From the Archives: Now Streaming: I Don’t Feel at Home in This World Anymore

From the Archives: Now Streaming: I Don’t Feel at Home in This World Anymore

In the interest of getting “hard” copies of my work under one roof, I plan to spend the next few weeks posting the entire archive of my film journalism here on ScullyVision. With due respect to the many publications I’ve written for, the internet remains quite temporary, and I’d hate to see any of my work disappear for digital reasons. As such, this gargantuan project must begin! I don’t want to do it. I hate doing it. But it needs to be done. Please note that my opinions, like everyone’s, have changed a LOT since I started, so many of these reviews will only represent a snapshot in time. Objectivity has absolutely no place in film criticism, at least not how I do it. 

Without further ado, I present to you: FROM THE ARCHIVES.
Originally posted on Cinema76.

Genre fans are already familiar with Macon Blair, whose rich performances in Blue Ruin and Green Room have made him a bit of a cult icon. From his pug-like eyes to his non-assuming physique, Blair’s appearance betrays the fiery intensity of his character work. In Blue Ruin he transforms into a dispirited agent of vengeance (and delivers the most haunting piece of dialogue in recent memory — ask me and I’ll tell you what it is); In Green Room he brings pathos and dramatic density to a character that could’ve easily been empty (kudos also to Jeremy Saulnier for the writing on these as well). So it comes as no surprise that Blair’s writing/directing debut is bursting with nuanced character work. The film itself mirror’s Blair’s duality — on the surface it appears to be a typical revenge thriller, but once the film begins it becomes clear that I Don’t Feel At Home in This World Anymore is a different beast entirely.

And since it’s a Netflix original — a term that has become a stamp of quality — you can watch it right now. You won’t be disappointed.

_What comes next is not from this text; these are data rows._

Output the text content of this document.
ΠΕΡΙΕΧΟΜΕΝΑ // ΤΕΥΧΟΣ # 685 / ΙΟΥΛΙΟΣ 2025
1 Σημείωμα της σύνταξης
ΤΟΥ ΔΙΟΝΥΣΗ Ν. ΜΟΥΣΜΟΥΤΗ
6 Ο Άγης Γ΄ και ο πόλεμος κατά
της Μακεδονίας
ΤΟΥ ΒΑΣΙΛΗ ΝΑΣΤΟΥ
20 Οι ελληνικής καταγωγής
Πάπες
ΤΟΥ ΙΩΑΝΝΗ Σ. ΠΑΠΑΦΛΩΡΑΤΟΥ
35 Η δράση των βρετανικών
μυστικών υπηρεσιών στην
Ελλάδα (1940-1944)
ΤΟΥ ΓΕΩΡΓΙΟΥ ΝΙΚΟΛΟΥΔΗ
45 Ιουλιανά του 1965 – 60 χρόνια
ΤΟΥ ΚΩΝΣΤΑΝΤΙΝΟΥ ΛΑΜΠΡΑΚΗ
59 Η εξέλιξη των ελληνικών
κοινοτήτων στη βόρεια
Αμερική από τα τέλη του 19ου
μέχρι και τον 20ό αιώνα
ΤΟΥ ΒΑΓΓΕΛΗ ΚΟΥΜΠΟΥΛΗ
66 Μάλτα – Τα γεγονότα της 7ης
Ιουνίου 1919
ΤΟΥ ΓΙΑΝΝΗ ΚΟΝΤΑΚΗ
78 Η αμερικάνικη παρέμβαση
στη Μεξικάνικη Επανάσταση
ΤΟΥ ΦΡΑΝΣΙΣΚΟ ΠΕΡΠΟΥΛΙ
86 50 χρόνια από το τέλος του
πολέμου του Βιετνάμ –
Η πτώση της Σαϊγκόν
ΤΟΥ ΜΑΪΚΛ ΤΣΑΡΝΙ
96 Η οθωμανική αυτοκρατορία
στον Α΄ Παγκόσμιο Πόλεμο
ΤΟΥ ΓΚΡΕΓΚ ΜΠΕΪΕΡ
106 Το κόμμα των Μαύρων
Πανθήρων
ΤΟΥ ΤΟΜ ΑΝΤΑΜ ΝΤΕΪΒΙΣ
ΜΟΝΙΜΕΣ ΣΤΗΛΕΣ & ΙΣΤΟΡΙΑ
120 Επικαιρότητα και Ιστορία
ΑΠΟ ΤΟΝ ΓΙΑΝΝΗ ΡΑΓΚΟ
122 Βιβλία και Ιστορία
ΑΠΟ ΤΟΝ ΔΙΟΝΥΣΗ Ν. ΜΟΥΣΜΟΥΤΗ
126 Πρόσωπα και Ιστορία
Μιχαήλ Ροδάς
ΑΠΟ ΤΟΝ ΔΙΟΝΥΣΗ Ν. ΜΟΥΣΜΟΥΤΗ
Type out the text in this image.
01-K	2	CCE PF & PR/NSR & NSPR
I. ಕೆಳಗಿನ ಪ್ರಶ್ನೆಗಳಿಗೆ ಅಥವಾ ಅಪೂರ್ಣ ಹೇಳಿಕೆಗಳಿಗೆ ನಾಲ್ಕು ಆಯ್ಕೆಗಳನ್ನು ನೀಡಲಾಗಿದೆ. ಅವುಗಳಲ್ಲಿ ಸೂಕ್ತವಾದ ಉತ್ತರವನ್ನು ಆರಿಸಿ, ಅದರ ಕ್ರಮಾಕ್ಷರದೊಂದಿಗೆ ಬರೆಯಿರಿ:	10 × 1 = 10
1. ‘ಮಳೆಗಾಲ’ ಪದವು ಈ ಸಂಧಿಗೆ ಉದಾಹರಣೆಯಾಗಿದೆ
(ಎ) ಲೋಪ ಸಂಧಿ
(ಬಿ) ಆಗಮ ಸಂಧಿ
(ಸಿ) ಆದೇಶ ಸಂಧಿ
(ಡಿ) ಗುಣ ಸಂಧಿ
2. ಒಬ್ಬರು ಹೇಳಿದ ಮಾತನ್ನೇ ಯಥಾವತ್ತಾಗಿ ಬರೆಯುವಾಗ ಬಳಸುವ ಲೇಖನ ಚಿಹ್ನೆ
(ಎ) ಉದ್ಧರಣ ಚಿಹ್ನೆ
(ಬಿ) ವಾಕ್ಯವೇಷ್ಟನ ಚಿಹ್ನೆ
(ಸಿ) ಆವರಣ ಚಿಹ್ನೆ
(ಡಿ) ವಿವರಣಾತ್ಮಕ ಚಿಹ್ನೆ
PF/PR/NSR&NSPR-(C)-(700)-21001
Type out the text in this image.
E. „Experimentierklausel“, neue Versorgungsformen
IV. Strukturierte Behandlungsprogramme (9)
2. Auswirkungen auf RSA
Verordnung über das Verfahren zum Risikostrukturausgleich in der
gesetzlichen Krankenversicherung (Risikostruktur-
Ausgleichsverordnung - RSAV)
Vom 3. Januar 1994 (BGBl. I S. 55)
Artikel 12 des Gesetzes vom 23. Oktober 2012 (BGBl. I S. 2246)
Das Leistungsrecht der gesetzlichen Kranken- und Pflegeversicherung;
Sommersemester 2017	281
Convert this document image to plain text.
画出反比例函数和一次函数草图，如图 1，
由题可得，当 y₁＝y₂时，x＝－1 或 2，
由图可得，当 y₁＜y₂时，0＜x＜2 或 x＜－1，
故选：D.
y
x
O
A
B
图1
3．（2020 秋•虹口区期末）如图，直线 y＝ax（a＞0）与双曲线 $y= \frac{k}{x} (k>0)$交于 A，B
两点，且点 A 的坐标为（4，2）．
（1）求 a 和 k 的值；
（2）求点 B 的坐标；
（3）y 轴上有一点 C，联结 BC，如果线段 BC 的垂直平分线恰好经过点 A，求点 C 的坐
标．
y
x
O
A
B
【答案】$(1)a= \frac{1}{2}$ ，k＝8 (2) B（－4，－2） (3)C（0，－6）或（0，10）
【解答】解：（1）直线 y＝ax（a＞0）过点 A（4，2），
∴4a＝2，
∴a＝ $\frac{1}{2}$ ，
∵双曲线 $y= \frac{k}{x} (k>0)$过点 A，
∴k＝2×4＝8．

Not sold yet? Let me sell you harder.

First off, the film is short. No time for fat on this one, and it’s a good thing too. Certain ambiguities in the plot make the background characters mysterious without being inaccessible, which acts to make each player compelling while limiting narrative waste, further earning rewatch value. And the force which drives our heroine is one that anybody can get behind: she’s tired of people being assholes.

Played by Melanie Lynskey with a subdued gusto similar to that of the director, Ruth is simply over it. She’s over what she sees as a growing trend of selfishness and discourtesy. She’s over litterers, line-cutters, book-spoilers, and the complete lack of shame exhibited by guilty parties in the face of shameful behavior.

She’s over the people who ignore the sign in her yard reminding them to curb their dog.

“There shouldn’t have to BE a sign,” she laments.

After a particularly tough work day she comes home to find that her house has been burglarized and her computer stolen along with a few personal mementos of her late grandmother. She’s had enough. It’s not time for revenge, but it’s certainly time to dish out a scolding or two. It’s time for a victim’s voice to be heard, and if it requires a few ninja stars, as hurled by her eccentric neighbor Tony (Elijah Wood), so be it.

I Don’t Feel At Home in This World Anymore moseys its way through the ethical roller coaster that informs most revenge tales, unafraid of descending into some pretty dark territory. But even as the film dips to some truly unsettling depths, there is an undercurrent of humor that keeps the film fresh, lively, and relatable, due heavily to an empathetic performance from Lynskey. She’s easy to root for, and her arc from meek and lackadaisical to strong and convicted is a delightfully colorful journey to behold.

Blair proved himself a savvy visual geographer by setting up shop in that comfy place between long takes and hyper cuts which is typically inhabited by bland films. Such is not the case with I Don’t Feel at Home in This World Anymore, which is far from bland. A crackling energy simmers below the surface, always threatening to burst into flames. I must once again mirror this shaggy juxtaposition to Blair’s acting persona. This is a film made by a team who has done their homework, and it shows without showing off.